Professor Rubek  zieht sie mit sich fort. Durch die Nebel müssen wir erst, Irene, und dann –

Irene. Ja, – durch alle die Nebel. Und dann hoch hinauf bis zur Zinne des Turms, die da leuchtet im Sonnenaufgang.

Die Nebelwolken senken sich dichter auf die Landschaft. Rubek und Irene steigen Hand in Hand über das Schneefeld rechts empor und verschwinden in den niedrig ziehenden Wolken. Jähe Sturmstöße jagen und pfeifen durch die Luft.

Die Diakonissin erscheint in der Geröllhalde links. Sie bleibt stehen und sieht sich stumm und spähend um.

Frau Maja  fern aus der Tiefe singend und jubelnd.
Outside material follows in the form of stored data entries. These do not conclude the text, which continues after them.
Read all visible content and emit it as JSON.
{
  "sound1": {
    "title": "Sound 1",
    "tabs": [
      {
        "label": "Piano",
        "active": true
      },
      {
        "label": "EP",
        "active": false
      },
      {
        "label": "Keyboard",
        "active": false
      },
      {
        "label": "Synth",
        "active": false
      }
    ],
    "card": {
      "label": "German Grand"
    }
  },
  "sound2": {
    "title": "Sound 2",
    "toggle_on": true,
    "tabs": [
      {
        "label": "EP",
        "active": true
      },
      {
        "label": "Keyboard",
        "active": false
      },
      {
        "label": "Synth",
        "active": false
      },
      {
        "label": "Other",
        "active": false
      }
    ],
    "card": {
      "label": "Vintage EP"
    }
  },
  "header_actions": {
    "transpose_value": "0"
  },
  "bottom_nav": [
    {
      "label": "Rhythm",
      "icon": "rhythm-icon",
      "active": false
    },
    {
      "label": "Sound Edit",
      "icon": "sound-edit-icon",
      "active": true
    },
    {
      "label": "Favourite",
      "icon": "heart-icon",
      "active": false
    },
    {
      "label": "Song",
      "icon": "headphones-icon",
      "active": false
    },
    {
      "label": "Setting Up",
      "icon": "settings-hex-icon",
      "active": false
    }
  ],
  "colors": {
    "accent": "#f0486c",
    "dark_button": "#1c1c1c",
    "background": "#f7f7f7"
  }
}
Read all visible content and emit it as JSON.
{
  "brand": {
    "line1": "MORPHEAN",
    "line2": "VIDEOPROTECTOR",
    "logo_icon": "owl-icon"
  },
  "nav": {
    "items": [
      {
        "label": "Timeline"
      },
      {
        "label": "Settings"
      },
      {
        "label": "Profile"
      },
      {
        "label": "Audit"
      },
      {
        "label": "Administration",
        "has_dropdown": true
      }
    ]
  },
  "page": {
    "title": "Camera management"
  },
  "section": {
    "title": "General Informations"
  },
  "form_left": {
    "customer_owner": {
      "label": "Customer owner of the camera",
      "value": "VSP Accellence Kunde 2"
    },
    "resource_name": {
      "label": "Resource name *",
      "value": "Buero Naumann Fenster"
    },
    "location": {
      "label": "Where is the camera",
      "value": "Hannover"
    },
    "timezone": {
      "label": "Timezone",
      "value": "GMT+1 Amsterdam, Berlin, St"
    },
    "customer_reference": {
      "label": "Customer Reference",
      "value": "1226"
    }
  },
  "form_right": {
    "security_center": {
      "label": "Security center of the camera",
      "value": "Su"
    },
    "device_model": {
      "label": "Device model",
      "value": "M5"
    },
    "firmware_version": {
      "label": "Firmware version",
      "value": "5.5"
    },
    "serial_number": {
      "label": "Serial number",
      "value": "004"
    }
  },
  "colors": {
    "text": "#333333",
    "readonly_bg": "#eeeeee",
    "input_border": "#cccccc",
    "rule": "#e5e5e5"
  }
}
Ich bin frei! Ich bin frei! Ich bin frei!
Der Gefangenschaft Zeit ist vorbei!
Ich bin frei wie ein Vogel! Bin frei!

Plötzlich hört man ein donnerähnliches Getöse vom oberen Teile des Schneefeldes her. Eine Lawine gleitet und wirbelt mit rasender Schnelligkeit talwärts. Man sieht undeutlich, wie Rubek und Irene in den Schneemassen mitgerissen und begraben werden.

Die Diakonissin schreit auf, streckt die Arme nach den Fallenden aus und ruft: Irene! Steht eine Weile stumm; dann schlägt sie ein Kreuz vor sich in die Luft und sagt: Pax vobiscum!

Frau Majas Gesang und Jubel hallt noch von fern aus der Tiefe.